Моя летопись. Воспоминания — страница 48 из 65

Последние дни она лежала молча, лицом к стене, и никого не хотела видеть. Дикая кошка лежала рядом с ней.

В.А. Злобин говорил, что настроение у нее было очень тяжелое.

Вспоминалось ее чудесное стихотворение, написанное давно-давно. Она говорила о своей душе:

…И если боль ее земная мучит,

Она должна молчать.

Ее заря вечерняя научит,

Как надо умирать.

О, если бы так! Не научили нас вечерние зори никогда и ничему…

В последний раз увидела я ее лежащей среди цветов.

Ей покорно сложили тихие руки, причесали обычной ее прической, чуть-чуть подкрасили щеки. Все как прежде. Но лоб ее, где когда-то красовалась декадентская повязка с брошкой, смиренно и мудро обвивал белый венчик с последней земной молитвой.

– Недолгий друг мой, – шептала я, – не были вы тепленькой. Вы хотели быть злой. Это ярче, не правда ли? А ту милую нежность, которую тайно любила ваша душа, вы стыдливо от чужих глаз прятали. Я помню ваше стихотворение об электрических проводах. В них ДА и НЕТ.

Соединяясь, они сольются…

И смерть их будет Свет.

Что мы знаем, недолгий друг мой? Может быть, за вашими холодными закрытыми глазами уже сияет этот тихий свет примирения с вечным…

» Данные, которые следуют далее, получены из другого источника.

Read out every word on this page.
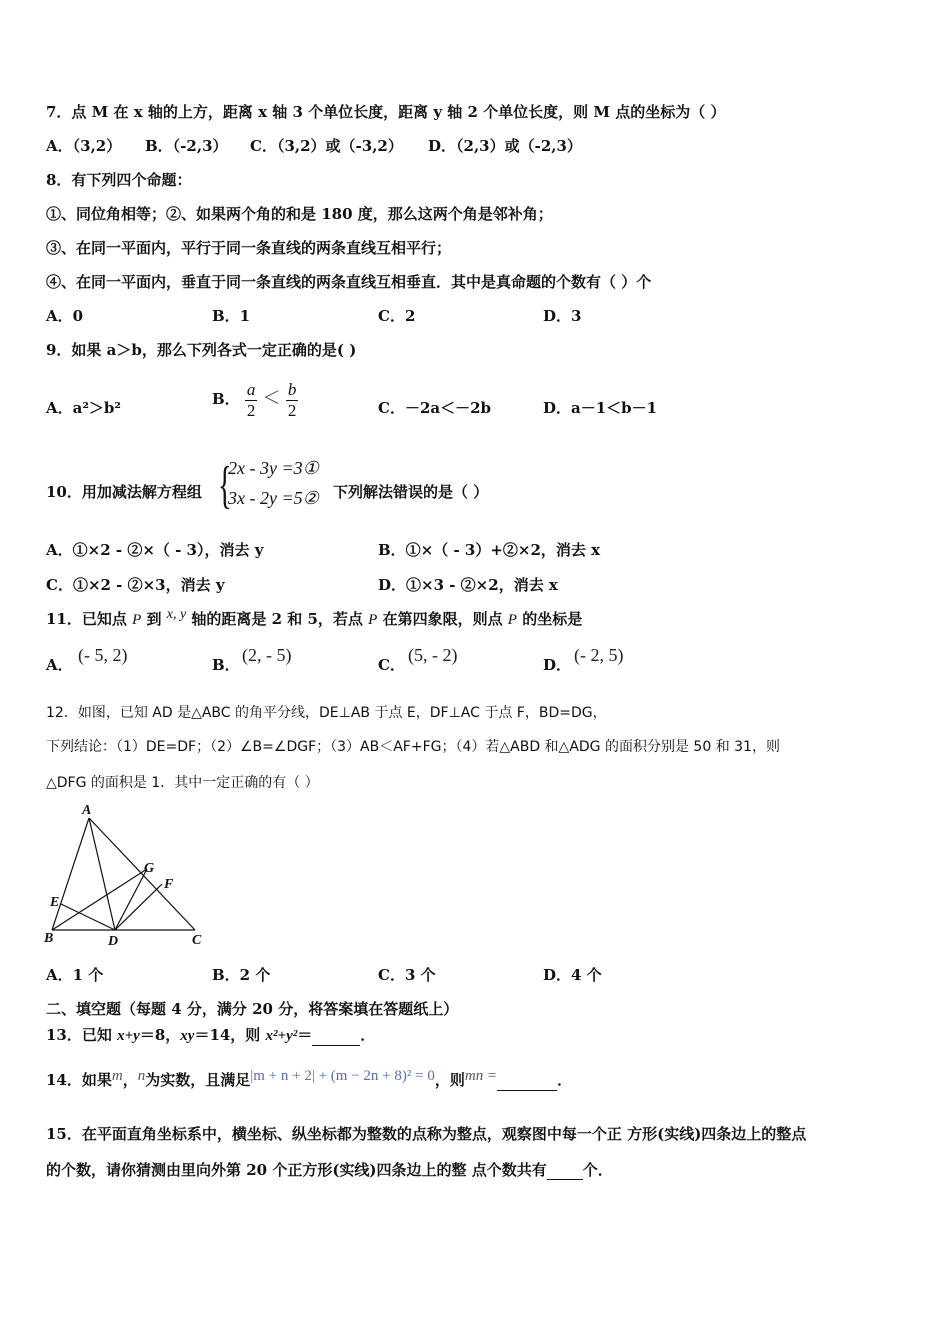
7．点 M 在 x 轴的上方，距离 x 轴 3 个单位长度，距离 y 轴 2 个单位长度，则 M 点的坐标为（ ）
A．（3,2） B．（-2,3） C．（3,2）或（-3,2） D．（2,3）或（-2,3）
8．有下列四个命题：
①、同位角相等；②、如果两个角的和是 180 度，那么这两个角是邻补角；
③、在同一平面内，平行于同一条直线的两条直线互相平行；
④、在同一平面内，垂直于同一条直线的两条直线互相垂直．其中是真命题的个数有（ ）个
A．0	B．1	C．2	D．3
9．如果 a＞b，那么下列各式一定正确的是( )
A．a²＞b²	B． $\frac{a}{2} < \frac{b}{2}$	C．－2a＜－2b	D．a－1＜b－1
10．用加减法解方程组 {
2x - 3y =3①
3x - 2y =5② 下列解法错误的是（ ）
A．①×2 - ②×（ - 3），消去 y	B．①×（ - 3）+②×2，消去 x
C．①×2 - ②×3，消去 y	D．①×3 - ②×2，消去 x
11．已知点 P 到 x, y 轴的距离是 2 和 5，若点 P 在第四象限，则点 P 的坐标是
A． (- 5, 2)	B． (2, - 5)	C． (5, - 2)	D． (- 2, 5)
12．如图，已知 AD 是△ABC 的角平分线，DE⊥AB 于点 E，DF⊥AC 于点 F，BD=DG，
下列结论：（1）DE=DF；（2）∠B=∠DGF；（3）AB＜AF+FG；（4）若△ABD 和△ADG 的面积分别是 50 和 31，则
△DFG 的面积是 1．其中一定正确的有（ ）
A
B	C
D
E
F
G
A．1 个	B．2 个	C．3 个	D．4 个
二、填空题（每题 4 分，满分 20 分，将答案填在答题纸上）
13．已知 x+y＝8，xy＝14，则 x²+y²＝	．
14．如果m，n为实数，且满足|m + n + 2| + (m − 2n + 8)² = 0，则mn =	．
15．在平面直角坐标系中，横坐标、纵坐标都为整数的点称为整点，观察图中每一个正 方形(实线)四条边上的整点
的个数，请你猜测由里向外第 20 个正方形(实线)四条边上的整 点个数共有 个．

Я нагнулась и поцеловала сухую мертвую ручку.

Бальмонт

К Бальмонту у нас особое чувство. Бальмонт был наш поэт, поэт нашего поколения. Он – наша эпоха. К нему перешли мы после классиков, со школьной скамьи. Он удивил и восхитил нас своим «перезвоном хрустальных созвучий», которые влились в душу с первым весенним счастьем.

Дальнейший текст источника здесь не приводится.